"Almost all of us" is the key here, I think. And the further we go back from today, how does the percentage change?Zarxrax wrote:I think its more the fact that a few people made some amvs early on, and then people saw them at conventions or wherever, and then just copied it. "Hey, why don't I make something like that?"
I mean, why are AMVs even a *thing*? When people watch anime, is their natural inclination to imagine the scenes playing along to a song? Most people would only have such thoughts if they had seen it done before.
I mean how did almost all of us get into AMVs to begin with? We saw other AMVs.

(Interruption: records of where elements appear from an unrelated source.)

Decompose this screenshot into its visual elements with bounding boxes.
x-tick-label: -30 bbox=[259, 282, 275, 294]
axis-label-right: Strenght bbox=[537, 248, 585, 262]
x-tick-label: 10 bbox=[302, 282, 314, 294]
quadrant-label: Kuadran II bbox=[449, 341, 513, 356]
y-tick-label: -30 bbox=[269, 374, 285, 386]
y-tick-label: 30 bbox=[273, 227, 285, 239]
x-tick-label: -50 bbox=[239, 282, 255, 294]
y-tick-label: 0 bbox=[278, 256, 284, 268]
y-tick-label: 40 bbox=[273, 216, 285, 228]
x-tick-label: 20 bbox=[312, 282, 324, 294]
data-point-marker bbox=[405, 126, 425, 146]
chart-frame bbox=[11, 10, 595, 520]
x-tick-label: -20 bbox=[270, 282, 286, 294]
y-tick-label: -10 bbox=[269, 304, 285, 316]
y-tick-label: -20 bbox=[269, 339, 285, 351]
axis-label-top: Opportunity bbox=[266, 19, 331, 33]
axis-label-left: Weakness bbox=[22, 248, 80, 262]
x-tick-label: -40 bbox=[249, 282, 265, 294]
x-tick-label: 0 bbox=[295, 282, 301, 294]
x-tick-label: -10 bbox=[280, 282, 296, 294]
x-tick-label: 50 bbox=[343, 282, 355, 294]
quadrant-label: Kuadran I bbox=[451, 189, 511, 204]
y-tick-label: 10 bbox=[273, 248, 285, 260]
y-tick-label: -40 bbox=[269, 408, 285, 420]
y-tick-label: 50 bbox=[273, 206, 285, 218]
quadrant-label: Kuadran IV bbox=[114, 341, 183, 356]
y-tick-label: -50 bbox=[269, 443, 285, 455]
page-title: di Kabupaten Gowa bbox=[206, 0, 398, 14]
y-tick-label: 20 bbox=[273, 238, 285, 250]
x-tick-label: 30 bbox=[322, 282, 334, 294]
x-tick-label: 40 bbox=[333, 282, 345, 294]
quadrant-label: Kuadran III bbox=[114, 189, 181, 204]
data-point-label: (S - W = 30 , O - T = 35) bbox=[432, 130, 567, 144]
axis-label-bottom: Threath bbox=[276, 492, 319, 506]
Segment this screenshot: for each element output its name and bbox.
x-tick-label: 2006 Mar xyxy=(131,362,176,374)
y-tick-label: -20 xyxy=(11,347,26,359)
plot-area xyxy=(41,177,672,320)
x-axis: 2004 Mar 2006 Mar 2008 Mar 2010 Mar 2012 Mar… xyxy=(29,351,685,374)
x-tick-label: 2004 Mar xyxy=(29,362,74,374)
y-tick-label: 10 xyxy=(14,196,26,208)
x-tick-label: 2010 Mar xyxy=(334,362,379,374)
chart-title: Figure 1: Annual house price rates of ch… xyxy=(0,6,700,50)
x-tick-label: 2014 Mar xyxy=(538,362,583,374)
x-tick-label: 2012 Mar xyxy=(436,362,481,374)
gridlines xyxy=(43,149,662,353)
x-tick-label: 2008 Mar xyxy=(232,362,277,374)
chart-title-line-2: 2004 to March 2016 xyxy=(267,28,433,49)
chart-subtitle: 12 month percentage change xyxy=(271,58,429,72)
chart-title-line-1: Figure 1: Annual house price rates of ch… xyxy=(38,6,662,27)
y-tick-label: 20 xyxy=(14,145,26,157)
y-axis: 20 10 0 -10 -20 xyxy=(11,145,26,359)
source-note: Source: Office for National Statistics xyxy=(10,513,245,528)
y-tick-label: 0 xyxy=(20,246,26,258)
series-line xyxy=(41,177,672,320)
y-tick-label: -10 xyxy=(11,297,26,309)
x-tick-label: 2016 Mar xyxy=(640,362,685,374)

It isn't my inclination to imagine scenes playing along to a song when I watch anime... but it *is* my inclination to imagine scenes playing along to a song, when I hear a song. I may not edit to live action, but I have plenty of live action ideas. And I've been doing this since I was a small child. When I started editing in the late 90s, I made what I call now proto-AMVs, my thought process came from a type of fanfiction called songfics, and they were independent of anything I had seen... Until I met Quu. And found that this was an actual thing, and there was an entire hobby for it. Prior to that point, it was merely me fussing around with footage and songs based on this concept of "what if I could actually take the animation and create a visual songfic?" While the idea of AMVs had certainly been around for years and years at this point, when I was 13, I had no idea anyone else had thought of it, because I was so steeped in another and admittedly non-visual hobby, that of fanfiction. Encountering Quu, and later Phade and Waldo, etc, in #fanfic on Nabiki, pretty much changed everything.